We have shown that a combination of small incision vitrectomy with a small incision cataract surgery via a clear cornea approach did not increase the postoperative inflammatory reaction and the amount of antiinflammatory drugs needed postoperatively when compared to vitrectom alone [21]. In a combined procedure, neither the time needed for vitreoretinal surgery is prolonged nor the complication rate increased [13]. Rather, the intraoperative visualization of the vitreoretinal structures is ameliorated and the postoperative visual recovery is quicker [16]. Finally, the economic burden of a combined procedure is lower than for two separate procedures [41].

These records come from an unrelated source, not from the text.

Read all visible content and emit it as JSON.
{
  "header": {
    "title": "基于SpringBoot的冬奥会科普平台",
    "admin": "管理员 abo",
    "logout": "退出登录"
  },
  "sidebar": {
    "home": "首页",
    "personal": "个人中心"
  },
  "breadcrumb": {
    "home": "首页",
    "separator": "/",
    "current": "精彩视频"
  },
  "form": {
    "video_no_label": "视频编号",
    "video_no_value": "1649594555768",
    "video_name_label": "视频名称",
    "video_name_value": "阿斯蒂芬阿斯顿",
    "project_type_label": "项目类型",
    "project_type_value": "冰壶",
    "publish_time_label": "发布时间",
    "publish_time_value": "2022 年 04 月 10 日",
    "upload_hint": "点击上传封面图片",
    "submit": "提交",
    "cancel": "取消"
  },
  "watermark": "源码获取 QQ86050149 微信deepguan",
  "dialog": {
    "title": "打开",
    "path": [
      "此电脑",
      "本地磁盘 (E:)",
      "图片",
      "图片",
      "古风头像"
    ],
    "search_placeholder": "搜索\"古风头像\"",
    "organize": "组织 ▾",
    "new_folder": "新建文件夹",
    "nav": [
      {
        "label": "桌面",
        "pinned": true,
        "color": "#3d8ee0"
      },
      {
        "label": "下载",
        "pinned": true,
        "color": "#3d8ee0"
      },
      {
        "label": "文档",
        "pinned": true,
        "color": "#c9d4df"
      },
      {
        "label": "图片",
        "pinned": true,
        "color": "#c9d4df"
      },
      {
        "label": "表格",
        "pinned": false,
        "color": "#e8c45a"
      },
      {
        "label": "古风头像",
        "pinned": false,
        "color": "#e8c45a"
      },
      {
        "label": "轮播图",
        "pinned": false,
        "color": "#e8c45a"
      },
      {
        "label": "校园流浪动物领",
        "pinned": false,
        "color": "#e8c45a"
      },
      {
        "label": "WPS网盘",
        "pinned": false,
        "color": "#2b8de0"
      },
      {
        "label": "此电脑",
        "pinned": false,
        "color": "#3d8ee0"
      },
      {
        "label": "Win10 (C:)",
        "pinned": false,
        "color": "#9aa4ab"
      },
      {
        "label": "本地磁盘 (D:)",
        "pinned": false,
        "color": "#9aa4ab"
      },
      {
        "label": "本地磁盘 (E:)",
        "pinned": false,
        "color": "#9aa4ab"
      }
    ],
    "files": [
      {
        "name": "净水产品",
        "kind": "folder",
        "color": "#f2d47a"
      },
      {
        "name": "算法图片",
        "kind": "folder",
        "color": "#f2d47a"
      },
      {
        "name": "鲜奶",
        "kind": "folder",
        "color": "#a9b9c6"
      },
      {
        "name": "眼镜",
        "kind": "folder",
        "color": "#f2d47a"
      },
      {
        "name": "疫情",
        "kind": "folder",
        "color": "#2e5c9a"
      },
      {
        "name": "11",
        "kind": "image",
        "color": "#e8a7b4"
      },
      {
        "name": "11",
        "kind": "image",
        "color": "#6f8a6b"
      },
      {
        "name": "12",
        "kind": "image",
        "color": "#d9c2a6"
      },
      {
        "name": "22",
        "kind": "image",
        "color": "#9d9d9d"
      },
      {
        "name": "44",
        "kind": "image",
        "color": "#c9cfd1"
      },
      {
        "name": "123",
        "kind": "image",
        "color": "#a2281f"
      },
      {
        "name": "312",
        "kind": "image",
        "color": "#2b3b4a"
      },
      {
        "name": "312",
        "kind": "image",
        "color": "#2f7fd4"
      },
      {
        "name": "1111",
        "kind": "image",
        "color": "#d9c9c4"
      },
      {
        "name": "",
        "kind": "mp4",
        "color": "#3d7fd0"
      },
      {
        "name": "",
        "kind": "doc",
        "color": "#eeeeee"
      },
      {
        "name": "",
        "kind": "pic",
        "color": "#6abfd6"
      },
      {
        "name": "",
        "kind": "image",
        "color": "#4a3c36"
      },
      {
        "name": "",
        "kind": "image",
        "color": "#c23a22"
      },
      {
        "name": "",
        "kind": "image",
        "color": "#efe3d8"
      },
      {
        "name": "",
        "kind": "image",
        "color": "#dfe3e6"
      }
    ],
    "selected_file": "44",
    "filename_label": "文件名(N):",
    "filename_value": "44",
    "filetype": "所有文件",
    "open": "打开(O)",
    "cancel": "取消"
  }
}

Predictive indicators that determine the best individualized treatment

A high degree of neovascularization, especially in the anterior part of the eye, was a prognostic indicator for an unfavorable outcome. With the recent advent of intravitreally applied drugs that block the neovascular effect of the vasoproliferative growth factor (VEGF), this problem can be overcome now. A patient with a coexisting cataract, proliferative retinal disease and iris neovascularization or even with a neovascular glaucome should be pretreated with an intravitreally applied anti-VEGF substance, such as bevacizumab or ranibizumab about 3–7 days prior to the combined surgery [36, 37]. An intravitreal injection of bevacizumab significantly decreased the free VEGF in the aqueous humor by 7 days, an intraoperative hemorrhage was less likely to occur [35]. An intravitreal injection of bevacizumab injection before vitrectomy for PDR facilitates the surgery, reduces the time needed for surgery by 30%, and may improve the visual acuity results of the operation [36]. It was shown in a randomized study that it also decreases the rate of postoperative vitreous hemorrhage [37].

Conclusion

The developments in modern small incision techniques in ocular microsurgery helped to reduce the postoperative inflammatory reaction and thus improved the postoperative recovery and the quality of life for the diabetic patient. Due to the reduced surgical trauma, the diabetic patient may now receive a complete treatment without risking the side effects of this treatment. An impending cataract is no longer an obstacle for a vitreoretinal surgery as both problems can be addressed simultaneously without risking an impaired functional outcome. Postoperative recovery is faster and the new technique has less side effects than the conventional technique. Thus, following minimally-invasive diagnostics, the new micro-incisional techniques allow an optimal therapy planning and a personalized patient treatment, combined with a substantial improvement of the quality of life when compared to previous techniques. The addition of drugs, such as steroids or anti-VEGF drugs or microplasmin, may facilitate and fasten the surgery and further minimize the surgical trauma. In addition, the new surgical techniques allow a more complete surgery, and the combination of techniques that previously had to be separated into distinct surgical procedures, result in a reduction of the economic burden of diabetes complications in the eye. However, the classic therapeutic options like laser coagulation still have their place in the portfolio of treatment strategies. The enlarged portfolio of treatment options requires an individualized approach, as not all options are equally benefitial for all diabetic patients. Thus, a further evaluation in prospective studies is necessary to reach the goal of an evidence based, predictive and personalized medicine.